Le Blog Littéraire de Patrice Houzeau sur Over-blog ; notes et commentaires de pages célèbres (ou non), coups de plume et fantaisies diverses.
« ADORABLE SORCIERE »
« Adorable sorcière, aimes-tu les damnés ? »
(Baudelaire, L’Irréparable, Les Fleurs du Mal, pièce LIV)
La question est d’importance car qui, sinon une sorcière, pourrait aimer les damnés ?
Sans déconner, j’aimerais connaître une sorcière. Je lui demanderais de jeter des sorts sur tous ceux qui me cassent les pieds (ça fait du monde).
Petite annonce : auteur cherche sorcière assez efficace pour en finir avec les fâcheux.
Par ailleurs, j’aime bien la badinerie de ce vers, cette heureuse alliance de l’adjectif « adorable » et du substantif « sorcière ».
« La très chère était nue, et, connaissant mon cœur,
Elle n’avait gardé que ses bijoux sonores,
Dont le riche attirail lui donnait l’air vainqueur
Qu’ont dans leurs jours heureux les esclaves des Mores.
Quand il jette en dansant son bruit vif et moqueur,
Ce monde rayonnant de métal et de pierre
Me ravit en extase, et j’aime à la fureur
Les choses où le son se mêle à la lumière »
(Baudelaire, Les Bijoux)
Le monde des bijoux est assez moqueur sans doute qui symbolise ici l’apparaître fantasmé de la sexualité féminine, cette sensualité (« la très chère était nue, et, connaissant mon cœur, / Elle n’avait gardé que ses bijoux sonores ») pleine de moquerie pour le trop évident désir des hommes.
Il est, en poésie, des strophes porteuses de musique, d’une autre musique que celle de la prosodie, dans laquelle Baudelaire fut aussi un maître, comme l’atteste par exemple, le rythme ternaire de ce vers :
« Quand il jet- / -te en dansant / son bruit vif / et moqueur »

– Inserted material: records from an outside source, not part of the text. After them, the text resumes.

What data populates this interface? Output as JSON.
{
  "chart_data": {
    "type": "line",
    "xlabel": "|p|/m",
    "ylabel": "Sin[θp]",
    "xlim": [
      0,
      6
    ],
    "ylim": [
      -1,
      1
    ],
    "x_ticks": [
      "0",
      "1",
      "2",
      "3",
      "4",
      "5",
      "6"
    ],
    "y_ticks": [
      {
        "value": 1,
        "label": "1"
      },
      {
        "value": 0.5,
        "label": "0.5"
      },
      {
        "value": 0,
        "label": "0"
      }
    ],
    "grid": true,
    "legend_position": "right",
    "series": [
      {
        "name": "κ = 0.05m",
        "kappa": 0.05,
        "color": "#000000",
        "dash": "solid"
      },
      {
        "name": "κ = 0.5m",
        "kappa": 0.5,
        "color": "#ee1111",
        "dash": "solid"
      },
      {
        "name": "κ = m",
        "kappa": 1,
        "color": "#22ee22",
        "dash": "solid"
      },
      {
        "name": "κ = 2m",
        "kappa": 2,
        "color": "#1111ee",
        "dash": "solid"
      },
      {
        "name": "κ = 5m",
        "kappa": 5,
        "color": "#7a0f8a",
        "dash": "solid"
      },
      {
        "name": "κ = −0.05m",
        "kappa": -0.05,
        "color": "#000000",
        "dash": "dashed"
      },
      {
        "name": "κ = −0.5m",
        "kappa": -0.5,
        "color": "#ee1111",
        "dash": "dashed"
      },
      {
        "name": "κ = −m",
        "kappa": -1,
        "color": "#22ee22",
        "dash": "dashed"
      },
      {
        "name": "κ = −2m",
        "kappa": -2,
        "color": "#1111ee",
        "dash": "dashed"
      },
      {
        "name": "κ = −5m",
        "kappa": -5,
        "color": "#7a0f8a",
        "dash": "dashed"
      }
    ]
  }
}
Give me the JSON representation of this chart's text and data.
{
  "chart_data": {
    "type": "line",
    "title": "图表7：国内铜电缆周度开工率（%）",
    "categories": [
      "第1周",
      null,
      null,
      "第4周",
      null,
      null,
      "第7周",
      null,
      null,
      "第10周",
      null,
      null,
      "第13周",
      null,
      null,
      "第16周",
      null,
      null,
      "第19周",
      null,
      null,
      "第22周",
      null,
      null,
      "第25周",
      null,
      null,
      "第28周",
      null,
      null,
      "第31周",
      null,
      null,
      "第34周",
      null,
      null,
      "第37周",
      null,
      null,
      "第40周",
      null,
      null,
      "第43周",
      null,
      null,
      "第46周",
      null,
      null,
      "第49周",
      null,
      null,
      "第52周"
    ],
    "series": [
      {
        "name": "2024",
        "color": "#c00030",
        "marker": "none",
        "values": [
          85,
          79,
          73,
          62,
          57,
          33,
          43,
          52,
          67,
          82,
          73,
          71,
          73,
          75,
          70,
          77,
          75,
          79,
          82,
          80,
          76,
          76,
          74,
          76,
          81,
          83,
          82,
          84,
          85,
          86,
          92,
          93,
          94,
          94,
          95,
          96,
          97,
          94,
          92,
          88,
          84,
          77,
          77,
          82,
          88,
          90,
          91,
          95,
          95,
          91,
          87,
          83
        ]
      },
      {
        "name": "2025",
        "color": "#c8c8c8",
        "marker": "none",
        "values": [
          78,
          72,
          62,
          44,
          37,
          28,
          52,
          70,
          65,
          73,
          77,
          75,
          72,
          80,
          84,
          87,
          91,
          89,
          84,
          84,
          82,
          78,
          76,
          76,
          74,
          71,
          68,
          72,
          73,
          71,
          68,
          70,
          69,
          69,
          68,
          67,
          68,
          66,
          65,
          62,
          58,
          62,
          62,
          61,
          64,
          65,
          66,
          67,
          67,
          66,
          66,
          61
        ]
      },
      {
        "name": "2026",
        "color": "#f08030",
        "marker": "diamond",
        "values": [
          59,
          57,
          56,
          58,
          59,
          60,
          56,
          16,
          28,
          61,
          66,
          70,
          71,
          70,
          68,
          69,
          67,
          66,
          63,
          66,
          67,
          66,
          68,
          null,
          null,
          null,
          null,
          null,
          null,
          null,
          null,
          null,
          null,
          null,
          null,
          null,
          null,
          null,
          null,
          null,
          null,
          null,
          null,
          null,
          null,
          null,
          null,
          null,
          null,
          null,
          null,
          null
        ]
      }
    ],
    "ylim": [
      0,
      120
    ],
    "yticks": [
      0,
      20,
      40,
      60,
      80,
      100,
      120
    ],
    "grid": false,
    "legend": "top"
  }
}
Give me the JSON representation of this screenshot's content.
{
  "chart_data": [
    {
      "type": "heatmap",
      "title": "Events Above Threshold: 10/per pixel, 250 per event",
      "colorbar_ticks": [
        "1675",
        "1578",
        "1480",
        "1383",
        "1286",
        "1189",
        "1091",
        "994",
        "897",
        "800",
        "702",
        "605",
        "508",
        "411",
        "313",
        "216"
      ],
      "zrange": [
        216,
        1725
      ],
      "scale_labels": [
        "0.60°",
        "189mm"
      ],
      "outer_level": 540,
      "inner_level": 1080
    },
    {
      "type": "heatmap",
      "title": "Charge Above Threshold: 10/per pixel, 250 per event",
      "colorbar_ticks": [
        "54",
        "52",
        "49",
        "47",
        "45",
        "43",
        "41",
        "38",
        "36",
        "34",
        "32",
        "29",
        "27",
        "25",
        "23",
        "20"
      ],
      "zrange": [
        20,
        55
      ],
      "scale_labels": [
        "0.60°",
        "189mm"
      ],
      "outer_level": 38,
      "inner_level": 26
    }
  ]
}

Ou encore le jeu si sonore, en effet, des rimes de ces deux quatrains, avec ce « r » qui en souligne les voyelles : « cœur » ; « sonores » ; « vainqueur » ; « Mores » ; « moqueur » ; « pierre » ; « fureur » ; « lumière ».
Ici, c’est de « bruit » dont parle Baudelaire. Nous, du XXIème siècle des bizarreries humaines, nous savons que de ce « bruit » nous pouvons tirer des musiques savantes et merveilleuses.
D’ailleurs, au quatrième vers de la strophe, le « bruit » devient « son » et « les choses » deviennent autre chose, se font féerie.
« Par instants brille, et s’allonge, et s’étale
Un spectre fait de grâce et de splendeur
A sa rêveuse allure orientale
Quand il atteint sa totale grandeur
Je reconnais ma belle visiteuse
C’est Elle ! noire et pourtant lumineuse »
(Baudelaire, Un fantôme I ( les ténèbres), Les Fleurs du Mal, pièce XXXVIII)
De la lumière dans les ténèbres. C’est sans doute cela que Baudelaire, toute sa vie, chercha. Ou eut pour consolation : cette lueur fantomatique, cette vaine espérance, de quoi d’ailleurs ? Dans ce poème aux vers courts, il s’agit d’une « visiteuse », de quelque chose d’autre, d’autre part de ce monde en tout cas (cf « sa rêveuse allure orientale »), d’assez autre part pour être « fait de grâce et de splendeur ».